Pharma Execs Face Senate Questions
Congress to square off against pharmaceutical CEOs in showdown over drug prices. USA Today: "Expect sparks to fly Tuesday as senators get a rare chance to grill the heads of seven major pharmaceutical companies under oath about the budget-busting prices of prescription drugs. The Senate Finance Committee will host executives from Pfizer, Merck, AbbVie and other drugmakers. Committee Chairman Chuck Grassley, an Iowa Repubilcan, said he hopes the hearing will pull back the curtain on how drugmakers set prices – and how they justify the culture of secrecy surrounding those decisions. Expect to hear more on the subject from the committee in the coming months, including inquiries to pharmacy benefit managers, as lawmakers seek legislation to ease health care costs. Most lawmakers have taken money from drugmakers – including the senators on this committee. Skeptics are quick to note that the pharmaceutical industry is among Congress’ most generous benefactors. Campaign finance analysts caution against equating money given with votes bought. But large contributions can draw a politician’s attention and open doors when a company’s lobbyists come calling."
Congress Votes To Override National Emergency
Border rebuke looms for Trump. The Hill: "Senate Majority Leader Mitch McConnell (R-Ky.) isn’t going to use political capital to fight a Democratic-sponsored resolution disapproving of President Trump’s emergency declaration for the U.S.-Mexico border. Instead, the GOP leader will bide his time and pick his battles carefully, avoiding a confrontation with fellow Republican senators who think Trump’s use of the emergency declaration to build border barriers is a policy mistake that sets a bad precedent. At the same time, McConnell isn’t sitting on the sidelines for what’s shaping up as one of the biggest fights of the 116th Congress. He has briefed Trump on what to expect when the Senate takes up the disapproval resolution and has warned the president that he is likely to lose the simple-majority vote in the upper chamber, according to a source familiar with McConnell’s advice. This would lead to Trump’s first veto and would generate negative headlines for the White House. It could also hurt the administration’s case in the courts on lawsuits challenging the president’s emergency declaration. The House is scheduled to vote on the resolution of disapproval on Tuesday. The Senate then must take up the measure within 18 days after House action.

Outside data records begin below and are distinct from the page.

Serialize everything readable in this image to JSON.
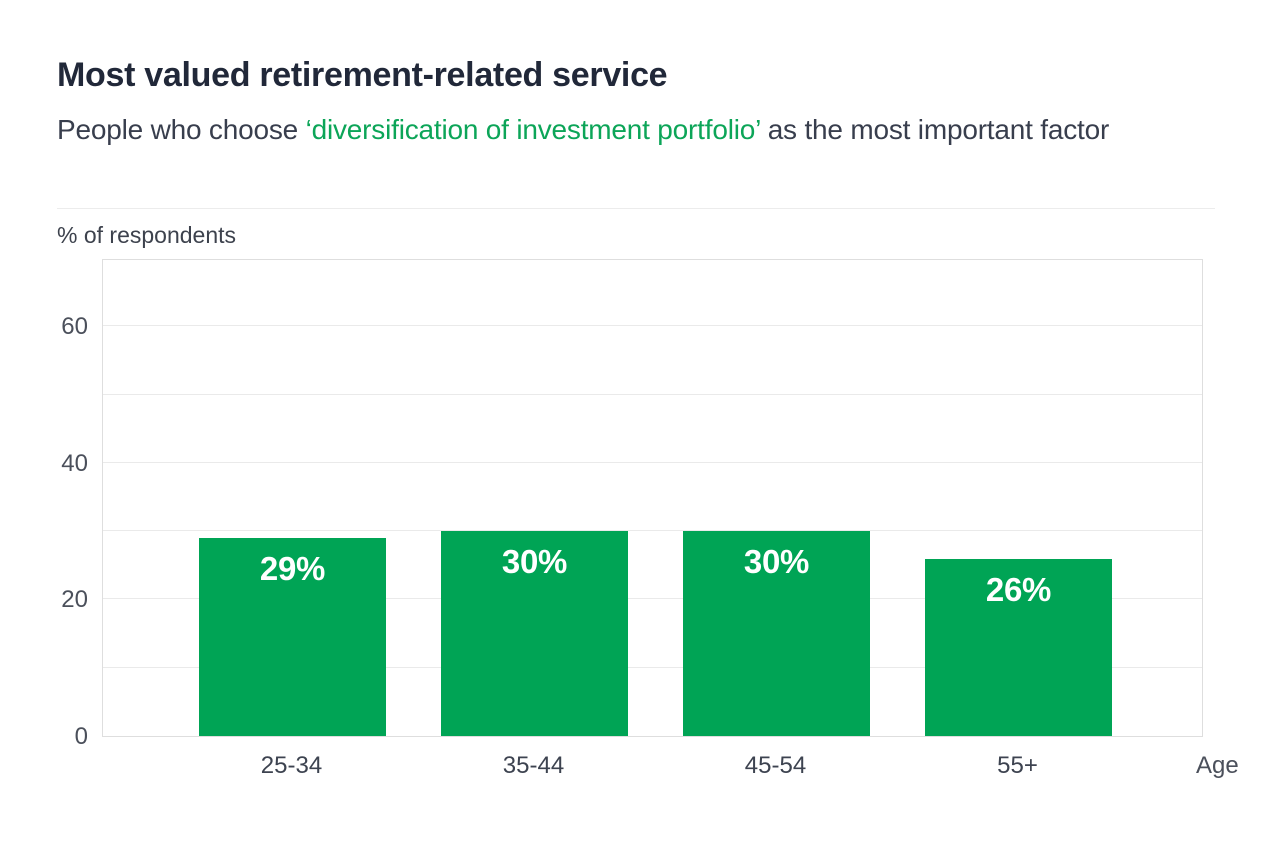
{
  "header": {
    "title": "Most valued retirement-related service",
    "subtitle_prefix": "People who choose ",
    "subtitle_highlight": "‘diversification of investment portfolio’",
    "subtitle_suffix": " as the most important factor"
  },
  "colors": {
    "title_text": "#212839",
    "subtitle_text": "#383e4d",
    "highlight_green": "#0ca558",
    "bar_green": "#00a455",
    "bar_label_text": "#ffffff",
    "axis_text": "#4b505b",
    "gridline": "#eaeaea",
    "plot_border": "#dedede"
  },
  "chart_data": {
    "type": "bar",
    "title": "Most valued retirement-related service",
    "subtitle": "People who choose ‘diversification of investment portfolio’ as the most important factor",
    "ylabel": "% of respondents",
    "xlabel": "Age",
    "categories": [
      "25-34",
      "35-44",
      "45-54",
      "55+"
    ],
    "values": [
      29,
      30,
      30,
      26
    ],
    "value_labels": [
      "29%",
      "30%",
      "30%",
      "26%"
    ],
    "ylim": [
      0,
      70
    ],
    "gridline_step": 10,
    "yticks_labeled": [
      0,
      20,
      40,
      60
    ],
    "ytick_labels": [
      "0",
      "20",
      "40",
      "60"
    ],
    "grid": "horizontal",
    "legend": "none",
    "bar_color": "#00a455"
  }
}
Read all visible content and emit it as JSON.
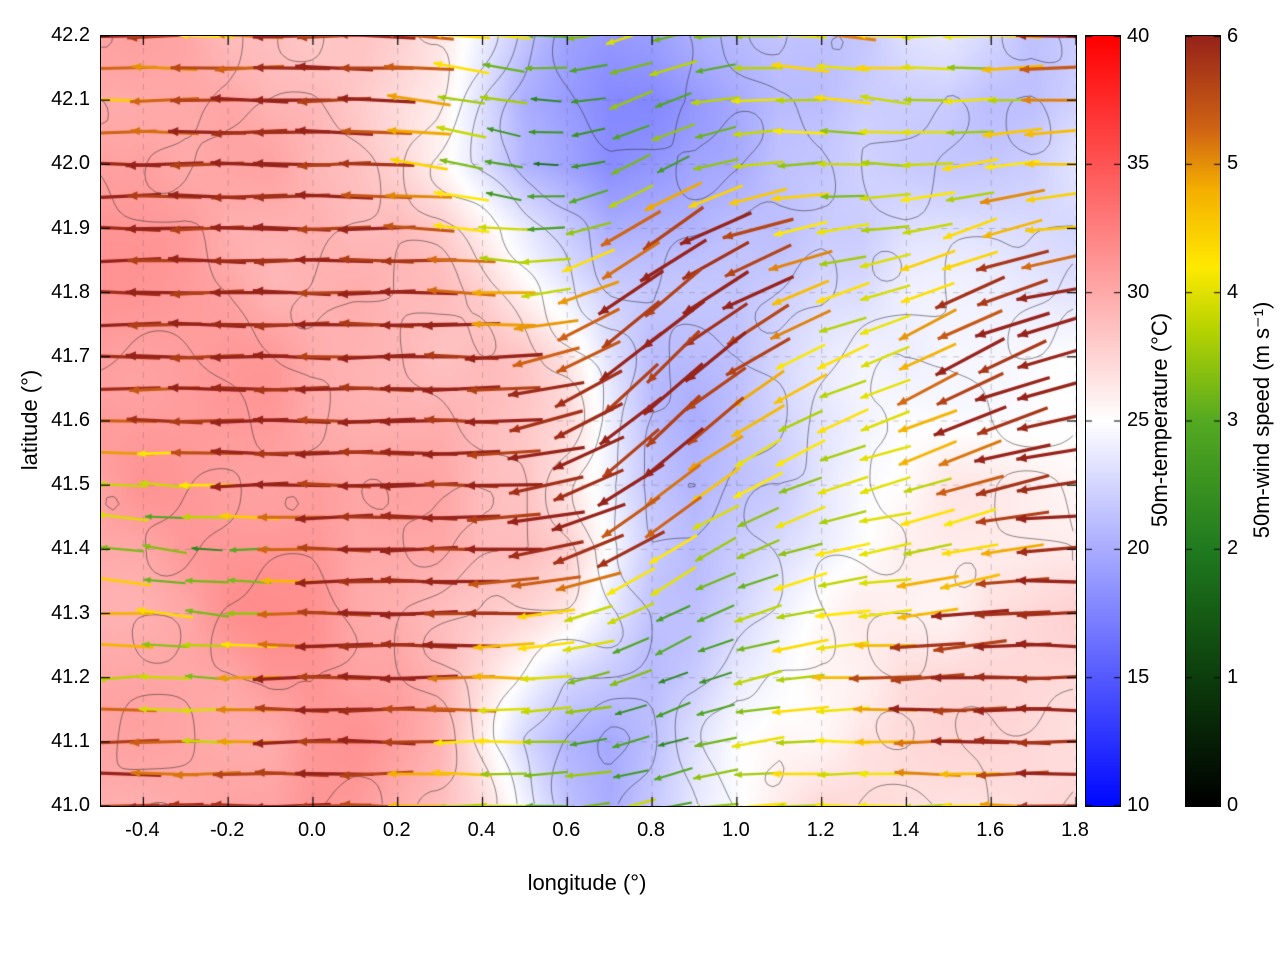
{
  "figure": {
    "background": "#ffffff",
    "plot_border_color": "#000000",
    "contour_color": "#2a2a2a"
  },
  "chart_data": {
    "type": "heatmap",
    "subtype": "temperature field with wind vector (quiver) overlay and terrain contours",
    "xlabel": "longitude (°)",
    "ylabel": "latitude (°)",
    "xlim": [
      -0.5,
      1.8
    ],
    "ylim": [
      41.0,
      42.2
    ],
    "grid": true,
    "x_ticks": [
      -0.4,
      -0.2,
      0.0,
      0.2,
      0.4,
      0.6,
      0.8,
      1.0,
      1.2,
      1.4,
      1.6,
      1.8
    ],
    "x_tick_labels": [
      "-0.4",
      "-0.2",
      "0.0",
      "0.2",
      "0.4",
      "0.6",
      "0.8",
      "1.0",
      "1.2",
      "1.4",
      "1.6",
      "1.8"
    ],
    "y_ticks": [
      41.0,
      41.1,
      41.2,
      41.3,
      41.4,
      41.5,
      41.6,
      41.7,
      41.8,
      41.9,
      42.0,
      42.1,
      42.2
    ],
    "y_tick_labels": [
      "41.0",
      "41.1",
      "41.2",
      "41.3",
      "41.4",
      "41.5",
      "41.6",
      "41.7",
      "41.8",
      "41.9",
      "42.0",
      "42.1",
      "42.2"
    ],
    "colorbars": [
      {
        "id": "temperature",
        "label": "50m-temperature (°C)",
        "range": [
          10,
          40
        ],
        "ticks": [
          10,
          15,
          20,
          25,
          30,
          35,
          40
        ],
        "tick_labels": [
          "10",
          "15",
          "20",
          "25",
          "30",
          "35",
          "40"
        ],
        "stops": [
          {
            "t": 0.0,
            "color": "#0008ff"
          },
          {
            "t": 0.5,
            "color": "#ffffff"
          },
          {
            "t": 1.0,
            "color": "#ff0000"
          }
        ]
      },
      {
        "id": "wind-speed",
        "label": "50m-wind speed (m s⁻¹)",
        "range": [
          0,
          6
        ],
        "ticks": [
          0,
          1,
          2,
          3,
          4,
          5,
          6
        ],
        "tick_labels": [
          "0",
          "1",
          "2",
          "3",
          "4",
          "5",
          "6"
        ],
        "stops": [
          {
            "t": 0.0,
            "color": "#000000"
          },
          {
            "t": 0.17,
            "color": "#0d3f0d"
          },
          {
            "t": 0.33,
            "color": "#1f7a1f"
          },
          {
            "t": 0.5,
            "color": "#55aa22"
          },
          {
            "t": 0.62,
            "color": "#b8d400"
          },
          {
            "t": 0.7,
            "color": "#ffea00"
          },
          {
            "t": 0.8,
            "color": "#f5b000"
          },
          {
            "t": 0.88,
            "color": "#d06414"
          },
          {
            "t": 1.0,
            "color": "#96231a"
          }
        ]
      }
    ],
    "temperature_field": {
      "units": "°C",
      "lon_start": -0.5,
      "lon_step": 0.1,
      "lat_start": 42.2,
      "lat_step": -0.1,
      "values": [
        [
          30,
          30,
          30,
          29,
          29,
          28,
          28,
          27,
          26,
          24,
          22,
          20,
          19,
          19,
          20,
          21,
          22,
          22,
          22,
          23,
          23,
          22,
          21,
          22
        ],
        [
          30,
          30,
          30,
          30,
          29,
          29,
          28,
          27,
          26,
          23,
          20,
          19,
          18,
          18,
          19,
          20,
          21,
          21,
          22,
          22,
          22,
          21,
          21,
          22
        ],
        [
          31,
          31,
          30,
          30,
          30,
          29,
          29,
          28,
          26,
          23,
          20,
          19,
          18,
          19,
          20,
          20,
          21,
          21,
          22,
          22,
          22,
          22,
          22,
          23
        ],
        [
          31,
          31,
          31,
          30,
          30,
          30,
          29,
          29,
          28,
          26,
          24,
          22,
          20,
          20,
          20,
          21,
          21,
          22,
          22,
          23,
          23,
          23,
          23,
          23
        ],
        [
          31,
          31,
          31,
          31,
          30,
          30,
          30,
          29,
          29,
          28,
          26,
          24,
          22,
          21,
          21,
          21,
          22,
          23,
          23,
          24,
          24,
          24,
          24,
          24
        ],
        [
          31,
          31,
          31,
          31,
          31,
          30,
          30,
          30,
          29,
          29,
          28,
          26,
          23,
          21,
          21,
          21,
          22,
          23,
          24,
          24,
          25,
          25,
          25,
          25
        ],
        [
          31,
          31,
          31,
          31,
          31,
          30,
          30,
          30,
          30,
          29,
          28,
          27,
          24,
          21,
          20,
          21,
          22,
          23,
          24,
          25,
          25,
          25,
          25,
          25
        ],
        [
          30,
          31,
          31,
          31,
          31,
          31,
          30,
          30,
          30,
          29,
          29,
          27,
          24,
          21,
          20,
          21,
          22,
          24,
          25,
          25,
          26,
          26,
          26,
          26
        ],
        [
          30,
          30,
          31,
          31,
          31,
          31,
          30,
          30,
          30,
          29,
          29,
          28,
          25,
          22,
          21,
          22,
          23,
          24,
          25,
          26,
          26,
          26,
          26,
          26
        ],
        [
          30,
          30,
          30,
          31,
          31,
          31,
          30,
          30,
          29,
          28,
          27,
          26,
          24,
          22,
          22,
          23,
          24,
          25,
          26,
          26,
          26,
          27,
          27,
          27
        ],
        [
          30,
          30,
          30,
          30,
          31,
          31,
          30,
          30,
          29,
          27,
          25,
          23,
          22,
          21,
          22,
          24,
          25,
          26,
          26,
          27,
          27,
          27,
          27,
          27
        ],
        [
          30,
          30,
          30,
          30,
          30,
          31,
          31,
          30,
          29,
          26,
          23,
          21,
          20,
          21,
          23,
          25,
          26,
          26,
          27,
          27,
          27,
          27,
          27,
          27
        ],
        [
          30,
          30,
          30,
          30,
          30,
          31,
          31,
          30,
          29,
          27,
          24,
          21,
          20,
          22,
          24,
          25,
          26,
          27,
          27,
          27,
          27,
          27,
          27,
          27
        ]
      ]
    },
    "wind_field": {
      "speed_units": "m s⁻¹",
      "direction_convention": "degrees CCW from east; arrow points toward this direction (180 = westward)",
      "lon_start": -0.5,
      "lon_step": 0.1,
      "lat_start": 42.2,
      "lat_step": -0.1,
      "speed": [
        [
          6,
          6,
          5,
          4,
          6,
          6,
          6,
          6,
          5,
          4,
          3.5,
          3,
          3.5,
          4,
          3,
          3,
          4,
          4.5,
          5,
          4,
          4,
          3.5,
          6,
          6
        ],
        [
          5,
          4,
          6,
          6,
          6,
          6,
          6,
          6,
          4,
          3.5,
          3,
          2,
          3,
          3.5,
          3,
          4,
          4,
          4,
          4,
          4,
          3.5,
          4,
          4,
          6
        ],
        [
          6,
          6,
          6,
          6,
          6,
          6,
          6,
          5,
          4,
          3,
          2,
          2,
          3,
          3,
          3,
          3.5,
          4,
          3.5,
          3.5,
          4,
          4,
          4,
          5,
          4
        ],
        [
          6,
          6,
          6,
          6,
          6,
          6,
          6,
          6,
          5,
          4,
          3,
          3,
          4,
          6,
          6,
          6,
          5,
          4,
          3.5,
          4,
          4,
          4,
          6,
          3
        ],
        [
          6,
          6,
          6,
          6,
          6,
          6,
          6,
          6,
          6,
          5,
          4,
          4,
          6,
          6,
          6,
          6,
          6,
          4,
          4,
          4,
          5,
          6,
          6,
          6
        ],
        [
          6,
          6,
          6,
          6,
          6,
          6,
          6,
          6,
          6,
          6,
          6,
          5,
          6,
          6,
          6,
          6,
          5,
          4,
          4,
          4,
          6,
          6,
          6,
          6
        ],
        [
          6,
          5,
          6,
          6,
          6,
          6,
          6,
          6,
          6,
          6,
          6,
          6,
          6,
          6,
          6,
          5,
          4,
          4,
          4,
          4,
          6,
          6,
          6,
          6
        ],
        [
          4,
          4,
          3,
          6,
          6,
          6,
          6,
          6,
          6,
          6,
          6,
          6,
          6,
          6,
          5,
          4,
          4,
          3.5,
          4,
          4,
          4,
          6,
          6,
          6
        ],
        [
          4,
          3,
          3,
          2,
          4,
          6,
          6,
          6,
          6,
          6,
          6,
          6,
          6,
          5,
          4,
          3,
          3.5,
          4,
          4,
          4,
          4,
          4,
          6,
          6
        ],
        [
          6,
          4,
          4,
          3,
          4,
          6,
          6,
          6,
          6,
          6,
          5,
          4,
          4,
          3,
          3,
          3,
          4,
          4,
          4,
          4,
          6,
          6,
          6,
          6
        ],
        [
          4,
          4,
          3,
          4,
          6,
          6,
          6,
          6,
          6,
          5,
          4,
          4,
          3,
          3,
          2,
          3,
          4,
          4,
          5,
          6,
          6,
          6,
          6,
          6
        ],
        [
          6,
          6,
          4,
          4,
          6,
          6,
          6,
          6,
          5,
          4,
          4,
          3,
          3,
          2,
          3,
          3.5,
          4,
          4,
          4,
          5,
          6,
          6,
          6,
          6
        ],
        [
          6,
          6,
          6,
          6,
          6,
          6,
          6,
          5,
          4,
          4,
          3,
          3,
          4,
          3,
          3,
          4,
          4,
          4,
          4,
          4,
          4,
          4,
          6,
          6
        ]
      ],
      "direction_deg": [
        [
          180,
          182,
          178,
          180,
          180,
          180,
          180,
          178,
          175,
          172,
          175,
          185,
          192,
          198,
          190,
          182,
          176,
          172,
          178,
          182,
          180,
          180,
          180,
          180
        ],
        [
          180,
          180,
          180,
          180,
          180,
          180,
          180,
          176,
          172,
          168,
          172,
          182,
          195,
          205,
          195,
          185,
          180,
          176,
          172,
          176,
          180,
          182,
          184,
          180
        ],
        [
          180,
          180,
          180,
          180,
          180,
          180,
          180,
          176,
          170,
          166,
          170,
          185,
          200,
          210,
          200,
          190,
          185,
          180,
          176,
          180,
          185,
          190,
          185,
          180
        ],
        [
          180,
          180,
          180,
          180,
          180,
          180,
          180,
          180,
          176,
          172,
          176,
          190,
          205,
          215,
          210,
          200,
          195,
          190,
          185,
          190,
          195,
          200,
          190,
          185
        ],
        [
          180,
          180,
          180,
          180,
          180,
          180,
          180,
          180,
          180,
          176,
          180,
          195,
          210,
          220,
          215,
          210,
          205,
          200,
          195,
          200,
          205,
          200,
          195,
          190
        ],
        [
          180,
          180,
          180,
          180,
          180,
          180,
          180,
          180,
          180,
          180,
          185,
          200,
          215,
          225,
          220,
          215,
          210,
          205,
          200,
          205,
          210,
          205,
          200,
          195
        ],
        [
          180,
          180,
          180,
          180,
          180,
          180,
          180,
          180,
          180,
          180,
          185,
          200,
          215,
          225,
          220,
          215,
          210,
          205,
          200,
          200,
          205,
          200,
          195,
          190
        ],
        [
          178,
          175,
          180,
          180,
          180,
          180,
          180,
          180,
          180,
          180,
          185,
          195,
          210,
          220,
          215,
          210,
          205,
          200,
          195,
          195,
          200,
          195,
          190,
          185
        ],
        [
          175,
          170,
          175,
          180,
          180,
          180,
          180,
          180,
          180,
          180,
          185,
          195,
          205,
          215,
          210,
          205,
          200,
          195,
          190,
          190,
          195,
          190,
          185,
          180
        ],
        [
          180,
          175,
          172,
          176,
          180,
          180,
          180,
          180,
          180,
          180,
          185,
          190,
          200,
          210,
          205,
          200,
          195,
          190,
          185,
          185,
          190,
          185,
          180,
          180
        ],
        [
          184,
          180,
          176,
          180,
          180,
          180,
          180,
          180,
          180,
          180,
          180,
          190,
          195,
          205,
          200,
          195,
          190,
          185,
          180,
          180,
          185,
          180,
          180,
          180
        ],
        [
          180,
          180,
          180,
          180,
          180,
          180,
          180,
          180,
          180,
          180,
          180,
          185,
          190,
          200,
          195,
          190,
          185,
          180,
          180,
          180,
          180,
          180,
          180,
          180
        ],
        [
          180,
          180,
          180,
          180,
          180,
          180,
          180,
          180,
          180,
          180,
          180,
          185,
          190,
          195,
          190,
          185,
          180,
          180,
          180,
          180,
          180,
          180,
          180,
          180
        ]
      ]
    }
  }
}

The legislation cannot be filibustered."
HHS Questioned Over Child Separations
Trump appointee under scrutiny for handling of child separations. Politico: "A Trump appointee accused of mishandling efforts to reunify migrant children who were separated at the border will testify before Congress on Tuesday after months of resistance, as newly empowered House Democrats push the administration to hold officials responsible for the policy. Scott Lloyd, who led the HHS refugee office last year as it took custody of thousands of migrant kids separated from their families, will face a grilling on Tuesday before the House Judiciary Committee — one of four panels escalating probes into family separations. The hearing with Lloyd, a top target of the House Democrats’ sprawling investigation, could foreshadow his possible departure from the Trump administration amid dwindling internal support. The hearing brings unprecedented heat on Lloyd, who until now has been shielded from public scrutiny by the health department and close allies in the White House, according to four administration officials who requested anonymity to discuss the sensitive personnel matter."
NC Court Strikes Down Gerrymandered Laws
Court hands down a stunningly aggressive attack on illegal gerrymandering. ThinkProgress: "A perennial problem in gerrymandering cases is that, even when an illegal map is eventually struck down by the courts, the state will often administer one or more elections using the deficient map before the courts can intervene. That effectively means illegally elected lawmakers will make new laws — sometimes for years. It also means partisans have little incentive not to gerrymander, because their illegal maps are likely to be in effect for at least one election. On Friday, a North Carolina state court offered a radical and creative solution to this problem, invalidating two state constitutional amendments that were proposed by an illegally gerrymandered legislature after the state’s legislative maps were invalidated — but before a new election could remove lawmakers in gerrymandered seats from office. The case is North Carolina State Conference of the NAACP v. Moore. Under the North Carolina Constitution, the state legislature may propose constitutional amendments with a 3/5s supermajority vote in both chambers. Such proposed amendments must then be ratified by a majority of the voters. In June of 2018, about a year after the Supreme Court affirmed a lower court decision striking down many of North Carolina’s legislative districts as unconstitutional racial gerrymanders, state lawmakers proposed six amendments to the state’s constitution. Two of these amendments, a cap on income taxation and a voter ID requirement, were later ratified by voters. In his opinion striking down these amendments, Judge G. Bryan Collins reasons that an illegally gerrymandered legislature cannot propose an amendment — at least after the state’s legislative maps were declared invalid by the Supreme Court of the United States."